In 2017, the world received an early warning of what life might look like without 24/7 global shipping. Russia’s NotPetya cyberattack against Ukraine brought down a string of corporate giants including Denmark’s A.P. Moller Maersk, the world’s largest container-shipping company. It took the company—which operates nearly 600 cargo ships—several days of frantic information technology battles to become operational again. While it was down, its ships were immobilized.

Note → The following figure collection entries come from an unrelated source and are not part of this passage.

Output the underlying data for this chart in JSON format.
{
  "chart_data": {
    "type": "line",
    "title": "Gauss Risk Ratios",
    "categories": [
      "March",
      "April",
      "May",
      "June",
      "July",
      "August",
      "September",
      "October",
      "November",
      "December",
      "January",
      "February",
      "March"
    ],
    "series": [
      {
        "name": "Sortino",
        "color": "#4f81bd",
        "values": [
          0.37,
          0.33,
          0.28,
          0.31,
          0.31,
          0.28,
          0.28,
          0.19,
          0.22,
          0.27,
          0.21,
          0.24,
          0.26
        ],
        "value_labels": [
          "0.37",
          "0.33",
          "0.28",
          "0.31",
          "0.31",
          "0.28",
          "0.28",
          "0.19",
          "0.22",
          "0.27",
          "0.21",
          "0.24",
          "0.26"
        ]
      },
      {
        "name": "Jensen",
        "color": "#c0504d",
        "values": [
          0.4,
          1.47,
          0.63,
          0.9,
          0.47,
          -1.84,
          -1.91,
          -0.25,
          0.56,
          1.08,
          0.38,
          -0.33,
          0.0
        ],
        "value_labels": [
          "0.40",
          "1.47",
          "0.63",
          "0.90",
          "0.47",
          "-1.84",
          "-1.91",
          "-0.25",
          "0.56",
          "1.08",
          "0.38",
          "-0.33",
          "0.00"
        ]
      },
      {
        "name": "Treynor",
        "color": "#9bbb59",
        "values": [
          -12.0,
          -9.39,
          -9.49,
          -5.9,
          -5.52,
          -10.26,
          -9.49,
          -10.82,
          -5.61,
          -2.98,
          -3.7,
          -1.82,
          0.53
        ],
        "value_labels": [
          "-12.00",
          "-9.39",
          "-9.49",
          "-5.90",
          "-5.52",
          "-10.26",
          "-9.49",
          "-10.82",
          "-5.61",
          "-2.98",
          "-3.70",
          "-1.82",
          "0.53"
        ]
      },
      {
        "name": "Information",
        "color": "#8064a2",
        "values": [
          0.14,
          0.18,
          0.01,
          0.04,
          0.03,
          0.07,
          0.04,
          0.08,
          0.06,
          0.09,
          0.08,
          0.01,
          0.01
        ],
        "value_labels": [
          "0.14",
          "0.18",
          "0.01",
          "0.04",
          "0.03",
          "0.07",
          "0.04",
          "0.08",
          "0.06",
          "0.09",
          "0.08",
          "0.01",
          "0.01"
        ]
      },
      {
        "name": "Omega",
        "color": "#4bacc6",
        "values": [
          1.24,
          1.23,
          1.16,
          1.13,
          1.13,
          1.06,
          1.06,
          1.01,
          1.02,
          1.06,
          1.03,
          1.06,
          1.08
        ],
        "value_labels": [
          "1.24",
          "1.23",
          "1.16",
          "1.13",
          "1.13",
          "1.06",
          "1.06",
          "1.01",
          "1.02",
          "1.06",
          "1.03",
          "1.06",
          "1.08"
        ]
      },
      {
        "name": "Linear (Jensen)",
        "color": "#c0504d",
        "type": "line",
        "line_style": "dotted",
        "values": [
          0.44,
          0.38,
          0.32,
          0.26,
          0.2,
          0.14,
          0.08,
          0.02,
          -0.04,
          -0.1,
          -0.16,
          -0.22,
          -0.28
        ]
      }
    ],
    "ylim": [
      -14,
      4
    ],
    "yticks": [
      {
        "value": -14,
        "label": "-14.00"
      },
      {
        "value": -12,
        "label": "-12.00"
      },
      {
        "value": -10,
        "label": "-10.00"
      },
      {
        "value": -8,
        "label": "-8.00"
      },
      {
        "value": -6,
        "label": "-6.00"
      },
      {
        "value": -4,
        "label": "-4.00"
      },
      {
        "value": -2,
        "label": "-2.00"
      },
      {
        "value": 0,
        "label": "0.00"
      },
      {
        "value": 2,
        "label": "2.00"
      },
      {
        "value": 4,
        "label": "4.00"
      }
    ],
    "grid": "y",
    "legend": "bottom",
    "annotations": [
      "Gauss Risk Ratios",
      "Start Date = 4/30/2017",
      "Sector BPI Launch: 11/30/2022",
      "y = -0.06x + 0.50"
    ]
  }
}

Imagine similar disruption on a larger scale. If the Kremlin really wanted to wreak havoc on the world, it could instruct Russian sailors to not turn up for work. China could, of course, order both its vessels and crews to stay home. Or either country could spoof the GPS’s of various cargo vessels, causing them to stray into hostile countries’ waters.
Getting the Stena Impero released required lots of skilled diplomacy. Imagine the diplomatic feats that would be required to simultaneously get multiple vessels released from a string of hostile governments. As for seafarers gone AWOL, the world’s businesses and consumers would be on their own. And, Mc Garry pointed out, “the Suez Canal, the English Channel, and the Malacca Strait are all very vulnerable to disruption. If you block them, you can shut down global shipping. It’s strange a hostile actor hasn’t done that yet. They seem to be suffering from sea blindness too.”
Sea blindness is a rich man’s disease. Fortunately, it’s curable. That doesn’t mean we should all track ocean-going vessels for a hobby, but it does mean we should learn the basics of the miracle that is global logistics. “Everyone wants Amazon to deliver something tomorrow and get annoyed when there are delays,” Lockwood said. Instead of getting annoyed, consider the premise of a life based on seamless, round-the-clock travails by millions of workers aided by technology and machines that are fantastic—until there’s a minor disruption.